ORONO (AP) – Returning to his alma mater, innovation guru Doug Hall encouraged University of Maine graduates Saturday to do a better job than the baby boom generation in leading American society to a brighter future.
“It’s clear that my generation – the last wave of the baby boomers – is not a candidate for the greatest generation,” Hall said. “It’s not that we’ve done bad things, it’s just that, in my opinion, we’ve become distracted – distracted from turning the hopes of youth, our dreams for a better world, into reality as we’ve come fact-to-face with the real world.”
Hall, whose Cincinnati-based company Eureka! Ranch works with businesses and individuals to develop new ideas and find creative pathways to growth, urged the 1,860 members of the Class of 2008 to lead a revolution against “the conformity of baby boomer thinking.”
He offered a “new Declaration of Independence” that included advice about ways for graduates to assert their rights to find professional and personal fulfillment.
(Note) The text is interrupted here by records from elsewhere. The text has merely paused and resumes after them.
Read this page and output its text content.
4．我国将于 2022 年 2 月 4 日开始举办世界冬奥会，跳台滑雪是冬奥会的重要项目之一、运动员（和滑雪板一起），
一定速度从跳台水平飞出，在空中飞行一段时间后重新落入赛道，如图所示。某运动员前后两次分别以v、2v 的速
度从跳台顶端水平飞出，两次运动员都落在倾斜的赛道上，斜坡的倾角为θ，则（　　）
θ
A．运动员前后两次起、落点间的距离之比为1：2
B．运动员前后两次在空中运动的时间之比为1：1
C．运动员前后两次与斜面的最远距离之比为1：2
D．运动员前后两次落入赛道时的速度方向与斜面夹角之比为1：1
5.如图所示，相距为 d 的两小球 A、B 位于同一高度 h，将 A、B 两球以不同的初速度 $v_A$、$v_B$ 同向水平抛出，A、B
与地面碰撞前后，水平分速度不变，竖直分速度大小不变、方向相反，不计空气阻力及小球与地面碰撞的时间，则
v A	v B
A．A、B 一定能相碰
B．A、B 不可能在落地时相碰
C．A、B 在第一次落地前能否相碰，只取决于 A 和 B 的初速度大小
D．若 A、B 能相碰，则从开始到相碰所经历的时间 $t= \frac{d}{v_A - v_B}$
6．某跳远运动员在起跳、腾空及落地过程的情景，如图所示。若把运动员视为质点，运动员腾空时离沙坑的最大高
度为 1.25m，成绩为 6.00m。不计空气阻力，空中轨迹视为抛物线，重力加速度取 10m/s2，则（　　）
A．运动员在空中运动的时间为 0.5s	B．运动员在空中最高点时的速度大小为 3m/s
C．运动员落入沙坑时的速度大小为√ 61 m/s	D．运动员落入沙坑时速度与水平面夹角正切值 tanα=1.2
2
In Portland, Pulitzer Prize-winner Roger Wilkins told University of Southern Maine graduates that the presidential candidacies of a woman and a black “would have been fodder for a fantasy movie” when he graduated from college 55 years ago.
“Today, whatever our problems are, we have a vastly different and better country than the one we lived in in 1953,” said Wilkins, a former editorial page staff member at the Washington Post and now a history professor at George Mason University.